Шутовская и в то же время жестокая игра в разрушение, которая дисгармонировала с характером избранной актером маски, обусловливалась царившими в Голливуде порочными представлениями о сущности комедийного искусства. Они были порочными прежде всего потому, что вытекали не из предпосылки об отражении этим искусством реальных противоречий жизни, а из представлений о физиологической основе смеха, которые игнорировали его социальную природу.
Впрочем, существует и иная точка зрения.
«Сеннет не скрываясь делал кино абсурда», — писал Леонид Трауберг в своей интересной книге «Мир наизнанку». «Никакой феерии. Все совершенно реалистично. И все совершенно невозможно в реальности.
Только — почему невозможно?
Не было абсурдов в действительности?»
«Безумием» обозвали комические Сеннета десятки теоретиков. Конечно, если гекатомбы трупов — порядок, перл благоразумия, то сеннетовские гэги — нечто вроде бреда сумасшедшего».
«Ленты Сеннета были просто идиотичны. Но под невинной абсурдностью эпизода лежал огромный (печатными буквами) общественный ИДИОТИЗМ.
…Психология была решительно противопоказана фильмам «Кистоуна», и тем не менее стоит трактовать вопрос об этой чепухе отнюдь не презрительно».

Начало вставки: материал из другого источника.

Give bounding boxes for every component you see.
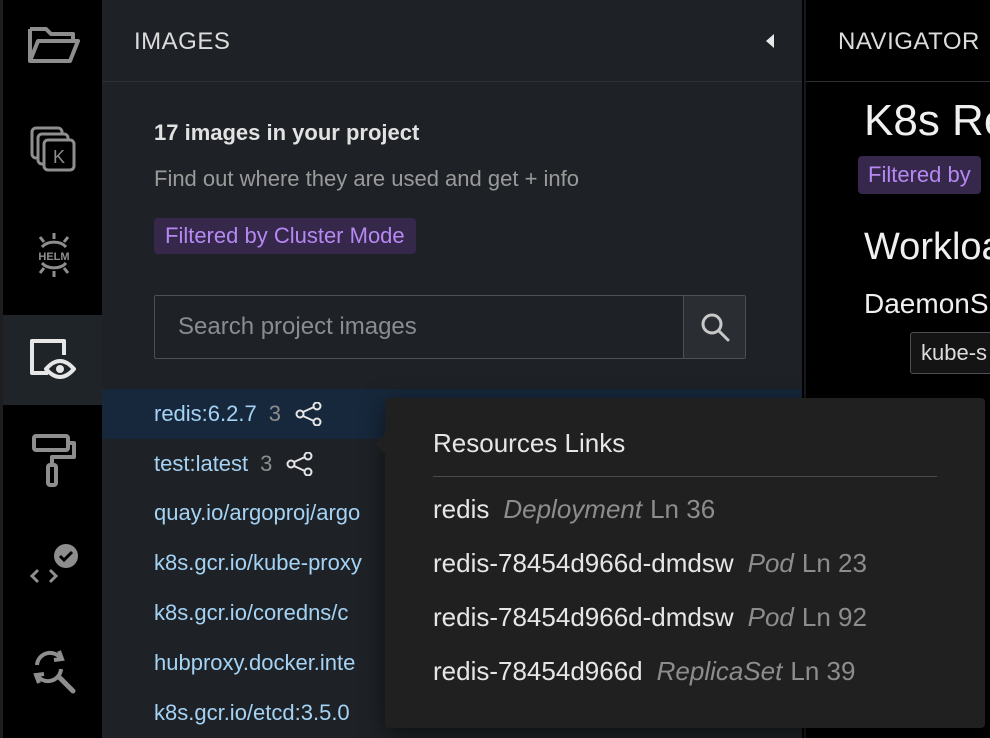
image-name[interactable]: k8s.gcr.io/etcd:3.5.0 <box>154 700 350 726</box>
popover-arrow <box>375 434 385 454</box>
collapse-pane-caret-icon[interactable] <box>766 34 774 48</box>
helm-icon: HELM <box>38 233 70 277</box>
image-name[interactable]: redis:6.2.7 <box>154 401 257 427</box>
popover-divider <box>433 476 937 477</box>
resource-links-share-icon[interactable] <box>286 451 314 476</box>
resource-link-line: Ln 92 <box>801 602 867 632</box>
resource-link-item[interactable]: redis-78454d966d ReplicaSet Ln 39 <box>433 656 855 687</box>
navigator-title: NAVIGATOR <box>838 28 980 55</box>
navigator-section-heading: Workloa <box>864 226 990 268</box>
resource-link-item[interactable]: redis-78454d966d-dmdsw Pod Ln 92 <box>433 602 867 633</box>
activity-item-helm[interactable]: HELM <box>3 210 105 300</box>
activity-item-images[interactable] <box>3 315 105 405</box>
activity-item-file-explorer[interactable] <box>3 0 105 90</box>
image-search-input[interactable] <box>155 296 683 358</box>
resource-link-item[interactable]: redis Deployment Ln 36 <box>433 494 715 525</box>
resources-links-popover: Resources Links redis Deployment Ln 36 redi… <box>375 398 985 728</box>
k8s-resources-icon: K <box>30 126 76 172</box>
resource-link-name: redis-78454d966d-dmdsw <box>433 602 734 632</box>
search-refresh-icon <box>33 650 76 694</box>
resource-link-line: Ln 36 <box>650 494 716 524</box>
images-pane-header: IMAGES <box>102 0 802 82</box>
popover-title: Resources Links <box>433 428 626 458</box>
resource-link-name: redis-78454d966d-dmdsw <box>433 548 734 578</box>
image-name[interactable]: quay.io/argoproj/argo <box>154 500 360 526</box>
navigator-divider <box>806 81 990 82</box>
resource-link-item[interactable]: redis-78454d966d-dmdsw Pod Ln 23 <box>433 548 867 579</box>
resource-link-kind: Deployment <box>503 494 643 524</box>
navigator-subsection-heading: DaemonS <box>864 288 989 319</box>
image-name[interactable]: test:latest <box>154 451 248 477</box>
resource-link-line: Ln 39 <box>790 656 856 686</box>
resource-link-kind: Pod <box>747 548 794 578</box>
navigator-filter-tag: Filtered by <box>858 156 981 194</box>
search-icon <box>701 313 729 342</box>
image-name[interactable]: k8s.gcr.io/kube-proxy <box>154 550 362 576</box>
code-validation-icon <box>29 544 78 584</box>
helm-label: HELM <box>38 251 69 263</box>
images-subtitle: Find out where they are used and get + i… <box>154 166 580 191</box>
resource-link-kind: ReplicaSet <box>656 656 783 686</box>
image-search-box <box>154 295 746 359</box>
paint-roller-icon <box>32 434 76 487</box>
resource-link-name: redis-78454d966d <box>433 656 643 686</box>
navigator-resource-chip[interactable]: kube-s <box>910 332 990 374</box>
navigator-heading: K8s Re <box>864 96 990 145</box>
images-count: 17 images in your project <box>154 120 420 145</box>
image-name[interactable]: k8s.gcr.io/coredns/c <box>154 600 348 626</box>
image-usage-count: 3 <box>260 450 273 476</box>
activity-item-k8s-resources[interactable]: K <box>3 105 105 195</box>
resource-link-line: Ln 23 <box>801 548 867 578</box>
images-pane-title: IMAGES <box>134 28 231 55</box>
k-label: K <box>53 147 65 167</box>
resource-link-name: redis <box>433 494 490 524</box>
folder-icon <box>28 27 80 63</box>
images-eye-icon <box>30 339 76 379</box>
resource-links-share-icon[interactable] <box>295 401 323 426</box>
activity-bar: K HELM <box>0 0 105 738</box>
search-button[interactable] <box>683 296 745 358</box>
activity-item-validation[interactable] <box>3 520 105 610</box>
filter-tag-cluster-mode: Filtered by Cluster Mode <box>154 218 416 254</box>
image-name[interactable]: hubproxy.docker.inte <box>154 650 355 676</box>
activity-item-templates[interactable] <box>3 415 105 505</box>
image-usage-count: 3 <box>268 400 281 426</box>
resource-link-kind: Pod <box>747 602 794 632</box>
activity-item-search[interactable] <box>3 625 105 715</box>
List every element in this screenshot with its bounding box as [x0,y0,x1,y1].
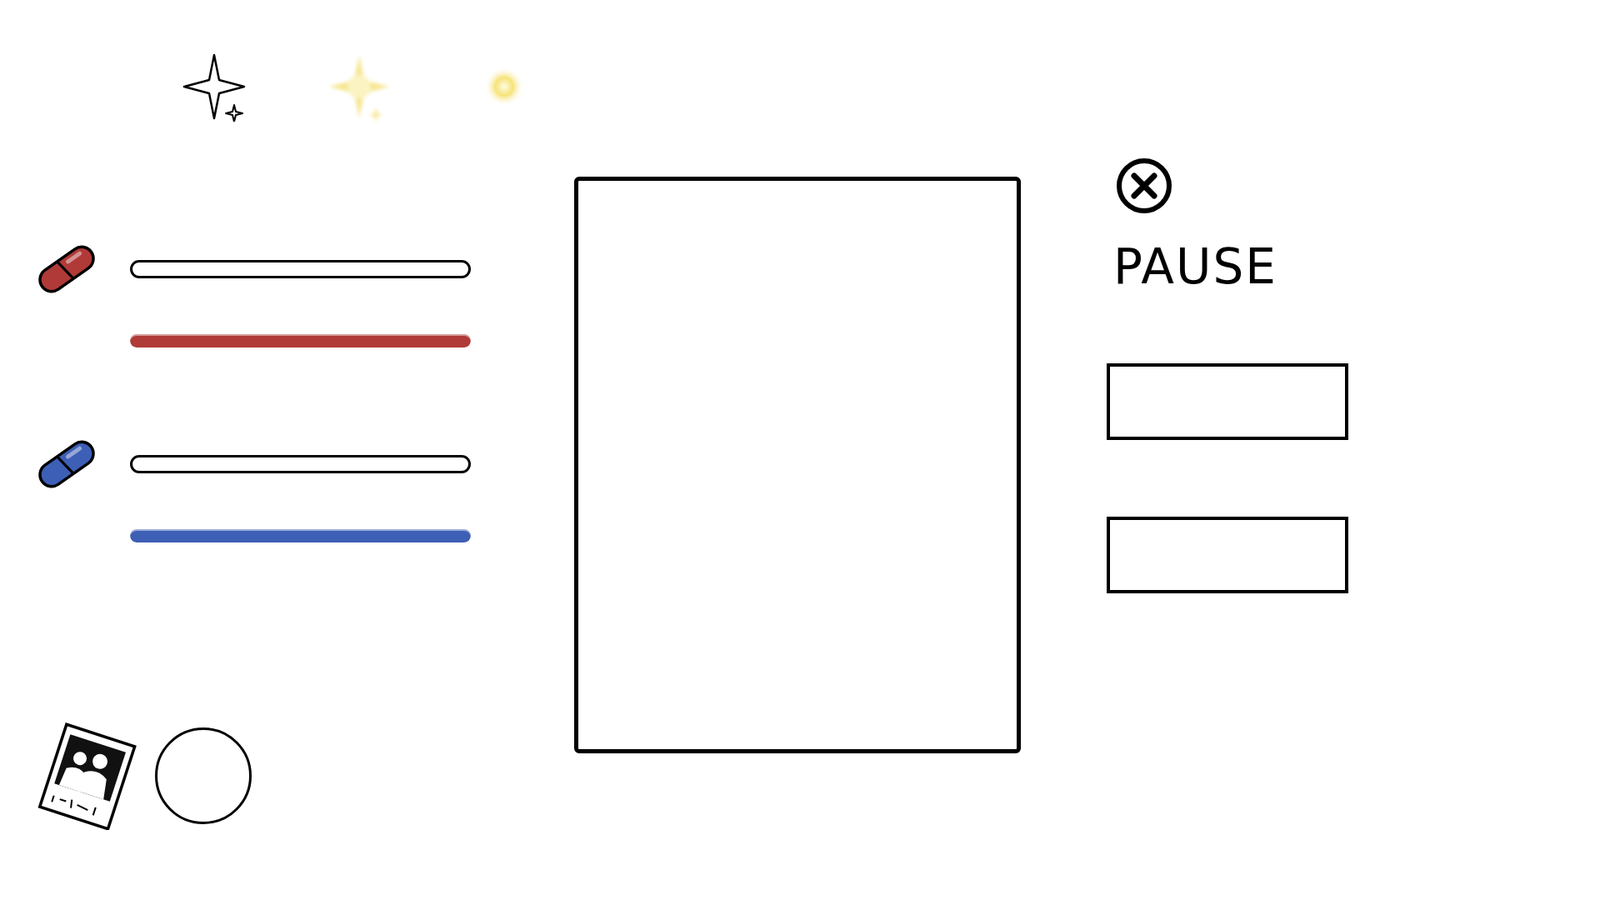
stat-bar-fill [130,529,471,543]
main-frame [574,176,1021,754]
pause-title: PAUSE [1106,236,1349,297]
pause-screen: PAUSE [0,0,1600,900]
pause-menu: PAUSE [1020,0,1349,900]
menu-button[interactable] [1106,516,1349,594]
stat-bar-track [130,260,471,279]
menu-button[interactable] [1106,363,1349,440]
stat-group [33,235,575,348]
star-rating [33,51,575,122]
stat-bar-track [130,455,471,474]
star-icon [179,51,250,122]
photo-icon [33,721,142,830]
stat-bar-fill [130,334,471,348]
inventory-row [33,721,575,830]
stat-group [33,430,575,543]
empty-slot[interactable] [155,727,252,825]
hud-panel [0,0,575,900]
glow-dot-icon [469,51,540,122]
pill-icon [33,430,100,498]
pill-icon [33,235,100,303]
glowing-star-icon [324,51,395,122]
close-icon[interactable] [1115,156,1174,215]
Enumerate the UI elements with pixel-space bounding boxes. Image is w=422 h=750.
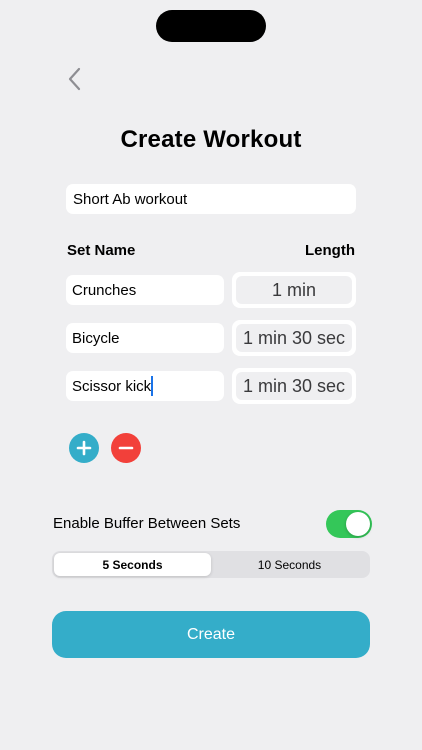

«Понимали ли сами они скрытый смысл того, что делали? Может быть, все своеобразие сеннетовской комической в том, что в ней ничего разительного будто нет, — ну, ссорятся, мирятся, выпивают по маленькой, целятся из револьвера в соперника, летят прижатые к земле «копы», летят в физиономии липкие пироги, кто-то кому-то дал под зад. Но! Добавим подлинно взбесившиеся автомобили, механизированные реакции, автоматическое подчинение идиотизмам обихода (человек тебе не угодил — молотком или кирпичом его по голове!). И ясным станет: сумасшедший дом. Ведь и безумец полагает, что он нормален. Нет в кистоуновских лентах того самого главного, что составляет сущность и объяснение эпохи, как объясняет, к примеру, политическая экономия. Но остался один шаг до этого (конечно, не в научном, а в трансформированном, художественном проявлении)».

Его доисторическое прошлое
«Уже ждали; уже прорывались в сеннетовский, растерявшийся перед своей миссией мир голод, одиночество, страх перед «копом» — все, что только наметили кистоуновские ленты, все, что составляло ужас, неправдоподобно беспомощный обиход маленького человека земли. И уже маячили в не столь большом отдалении противочеловечная война («На плечо!»), кошмар погони за чистоганом («Золотая лихорадка»), лишившийся разума в условиях кабалы труд («Новые времена»), мрак реакции («Великий диктатор»)».
Этим авторским рассуждениям нельзя отказать в своей логике. Но! Не один шаг, а огромный исторический скачок потребовался для перехода комедии от абсурда, от идиотизма до художественного освоения мира. И лучше всего это доказывает убедительная ссылка не на сеннетовские ленты, а на гораздо более поздние шедевры Чарли Чаплина. Впрочем, справедливости ради отметим, что Л. Трауберг сам дальше признает это же самое и называет «Кистоун» низинами. Но тогда и логика его умозаключений сразу оказалась вывернутой наизнанку. Залп доказательств изначально оказался холостым.
Во всяком случае, практика голливудских кинодеятелей противоречила всем взглядам и эстетическим идеалам молодого комика периода «Кистоуна», его представлениям о целях искусства и сущности прекрасного в нем, того самого прекрасного, ради чего, по его выражению, «стоит возиться с комедией».
Пройденная жизненная и актерская школа выработала у Чаплина представления о сущности юмора, отличные от голливудских, а лучшие традиции английской пантомимы, врожденный комедийный талант и вкус подсказывали ему иные эстетические критерии. Именно поэтому Чаплин и не любил свои первые, во многом подражательные Маку Сеннету фильмы. Говоря в начале 20-х годов о том, что «цель кино — увести нас в царство красоты», он тут же добавлял: «Эта цель не может быть достигнута, если мы отдалимся от правды. Только реализм может убедить публику».
Правдивость искусства несовместима с какими бы то ни было суррогатами, с подменой людей оглупленными и бездушными марионетками, она немыслима без отражения жизни. Это отражение, приближение художественного образа к действительности отнюдь не обязательно, конечно, должно сопровождаться приближением к полному внешнему сходству — дальнейшее комедийное творчество Чаплина послужит тому убедительным примером. Но предел допустимого отклонения определяется в реалистическом искусстве совершенно точным критерием: способностью внешнего облика изображаемого явления раскрыть его внутреннюю сущность, их взаимным соответствием.